Whenever the word “shipwreck” is mentioned, many of us immediately think of Rose DeWitt Bukater and Jack Dawson, two star-crossed lovers aboard a doomed ship, with Celine Dion’s dulcet voice screeching in the background about how her heart will go on. As much of a masterpiece as we all believed Titanic to have been (although watching it again almost 15 years later may really change your opinions on the matter, but that’s neither here nor there), there are numerous wrecked ships off the coast of the Western Cape that offer us a real glimpse into the magnitude of such a tragedy. We have compiled a list of these wrecks so that next time you go cage diving in Gansbaai or for a drive along the Oceanside, you’ll have something different to look out for.

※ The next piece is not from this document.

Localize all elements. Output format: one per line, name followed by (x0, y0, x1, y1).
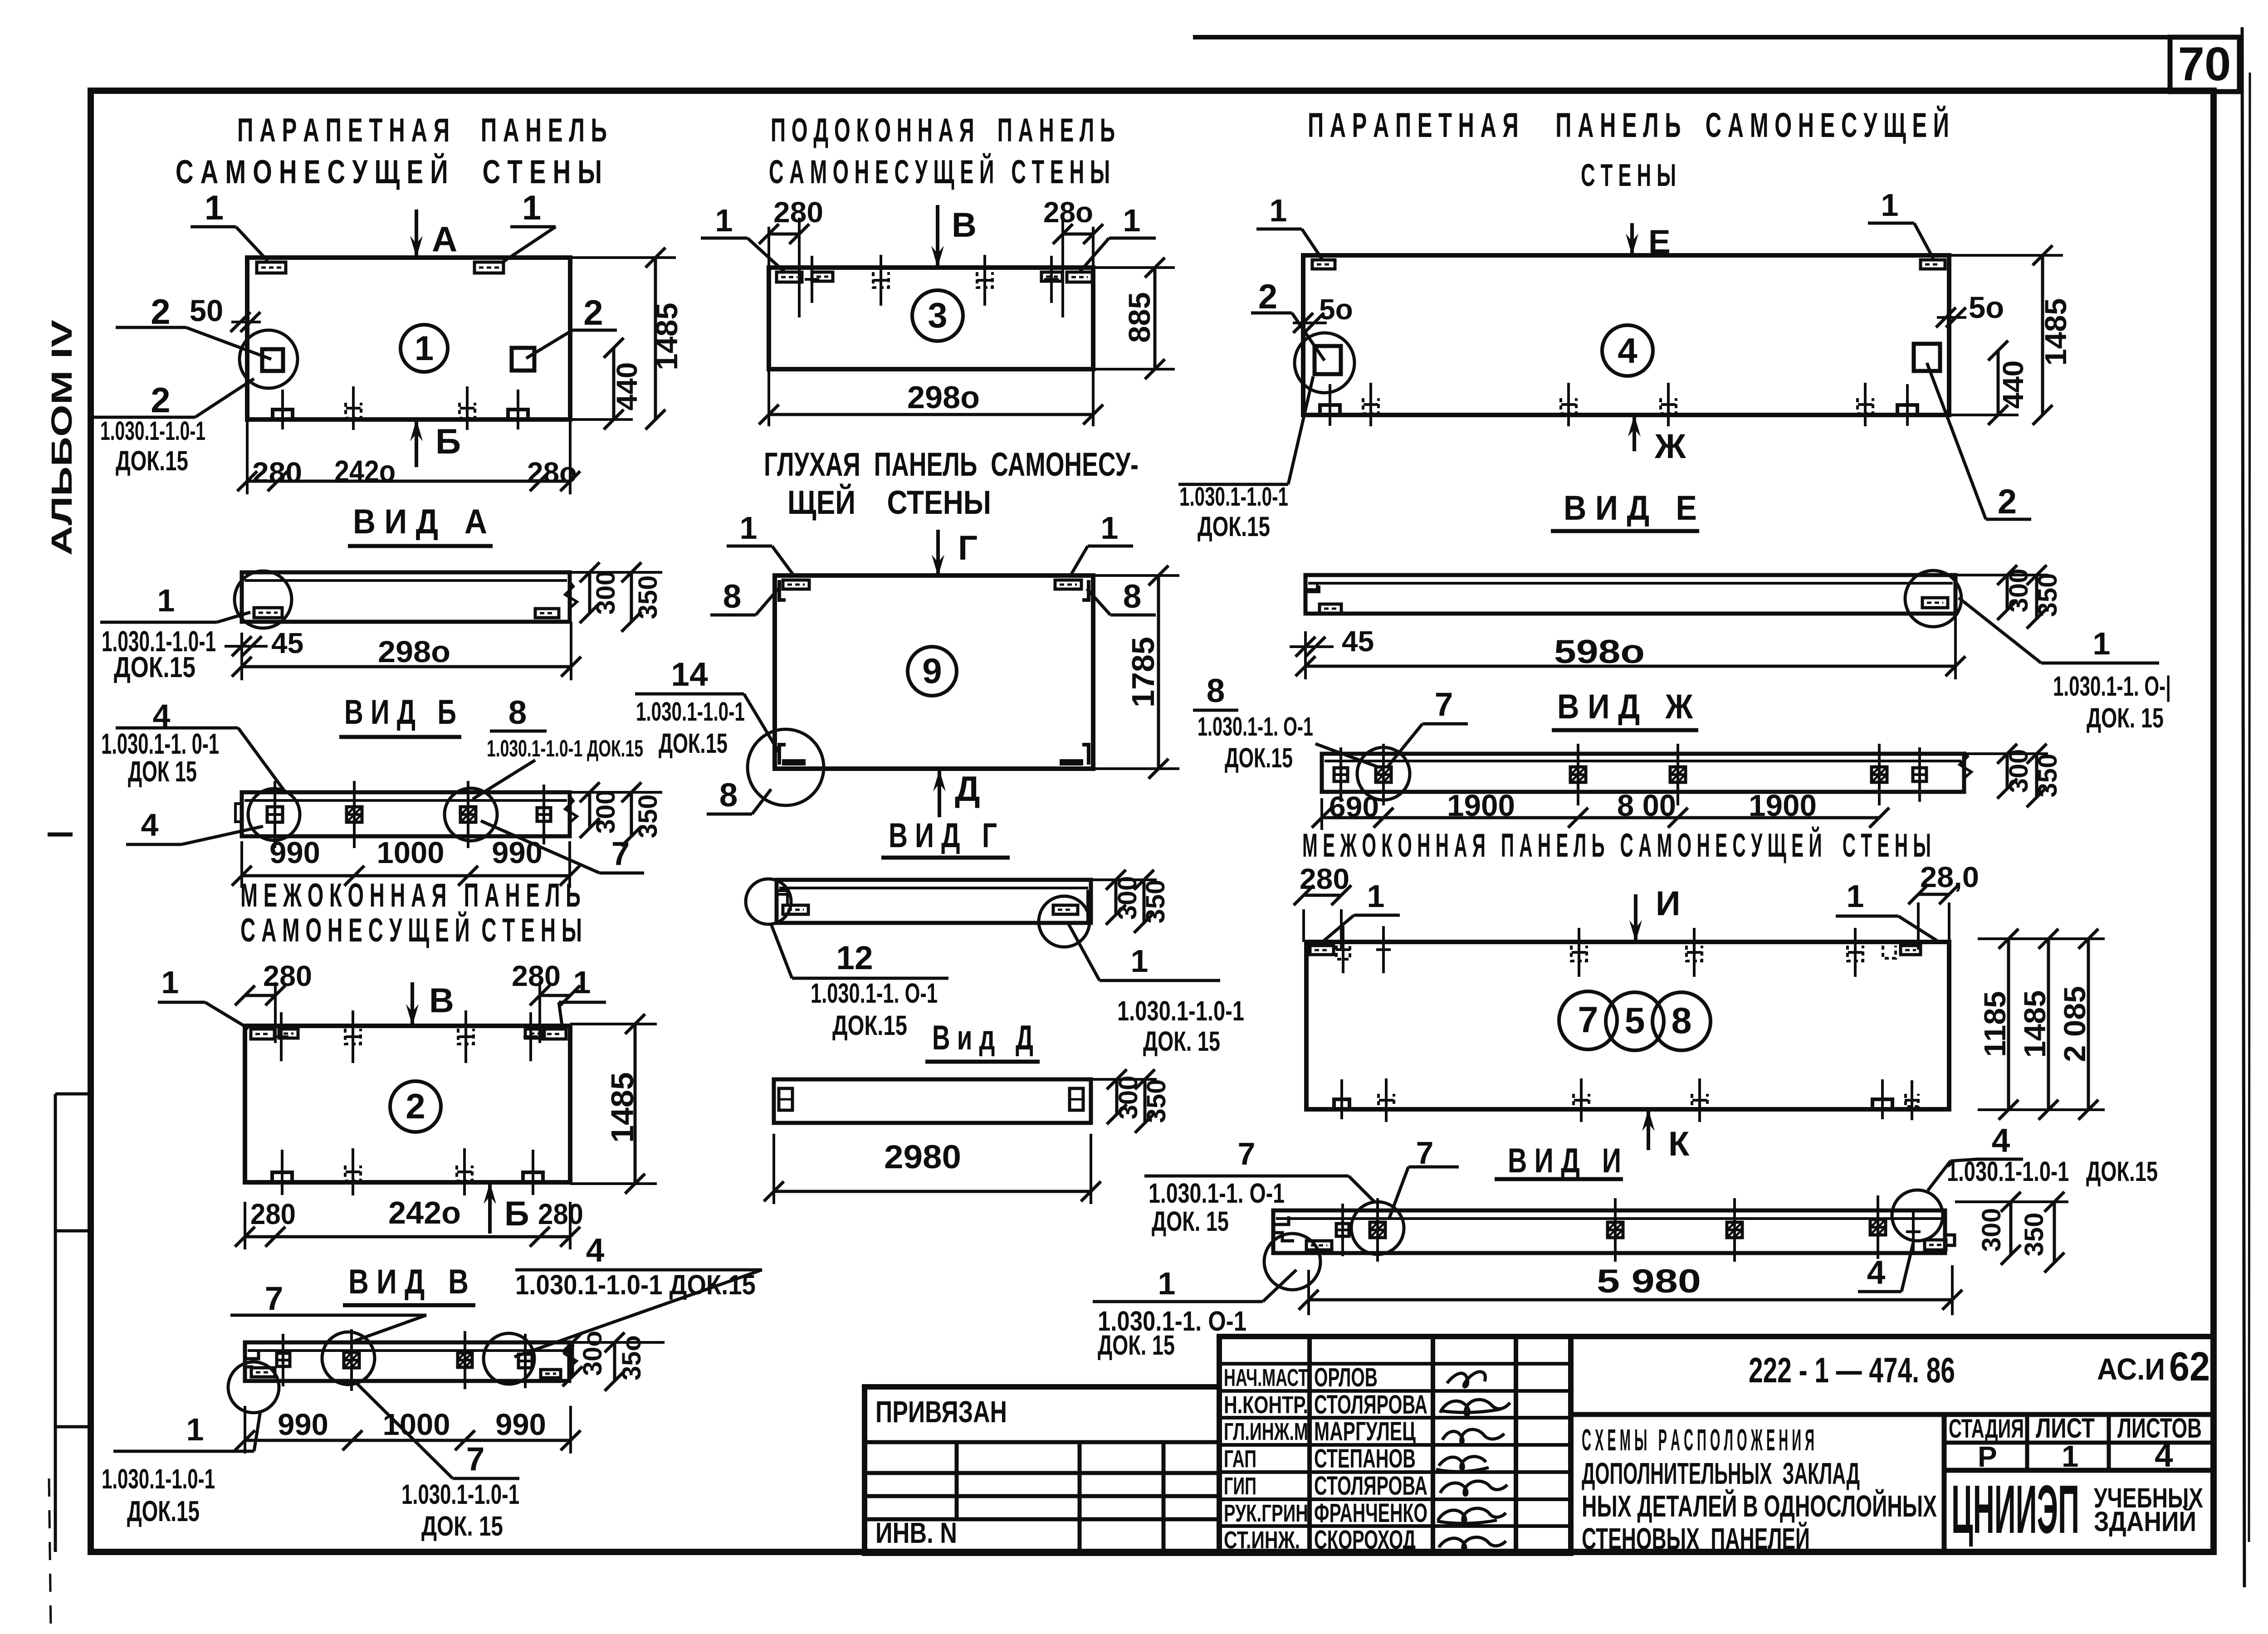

  • Danger Point, previously known for its treacherous, rocky terrain, and these days as an ideal spot for great white shark cage diving, is the sight of one of the most infamous shipwrecks of all time. In 1852, the HMS Birkenhead struck the rocks just off the coast, resulting in the death of almost every male passenger on board. It was at this site that the term “women and children first” was initially used. Every women and child was spared.
  • In 1815, The Arniston, an East Indiaman ship wrecked at the Waenhuiskrans during a terrible storm. There were 378 souls on board, and only six survived. The little village of Waenhuiskrans became so widely associated with this shipwreck that it later became known as Arniston.
  • In 1682, a gold laden ship named Joanna wrecked very near to the coast of Cape Town. At least ten people drowned in the wreck and 104 made it safely to Cape Town. The wreck lay untouched for almost 300 years until it was discovered in 1982 near Quoin Point.
  • In 1799, the HMS Spectre was caught in a storm while anchored close to Cape Town. The anchor was tugged along, eventually wrecking on a reef near what is today The Royal Cape Yacht Club. Of the 400 passengers on board, only 50 survived.
  • More recently, in 1942, the SS Thomas T Tucker ran aground when the Captain misjudged the distance from Robben Island, and was sailing too close to the coast. The ship now lies in three parts along the Oliphantsbos Beach within the Cape of Good Hope Nature Reserve. It was later discovered that the ship’s compass was at least 37 degrees out.

These wrecks have enabled insight as to the necessary security measures needed in order to prevent such tragedies from happening again. Lighthouses and sea/land communication tools and methods have increased significantly, thus minimising the frequency and the impact that such incidents may have. Whenever you see one of these wrecks off the coast of the Western Cape, do spare a thought for all the lives lost, as well as those who were able to rescue some of the victims. It is because of them that tragedies like this can now be avoided.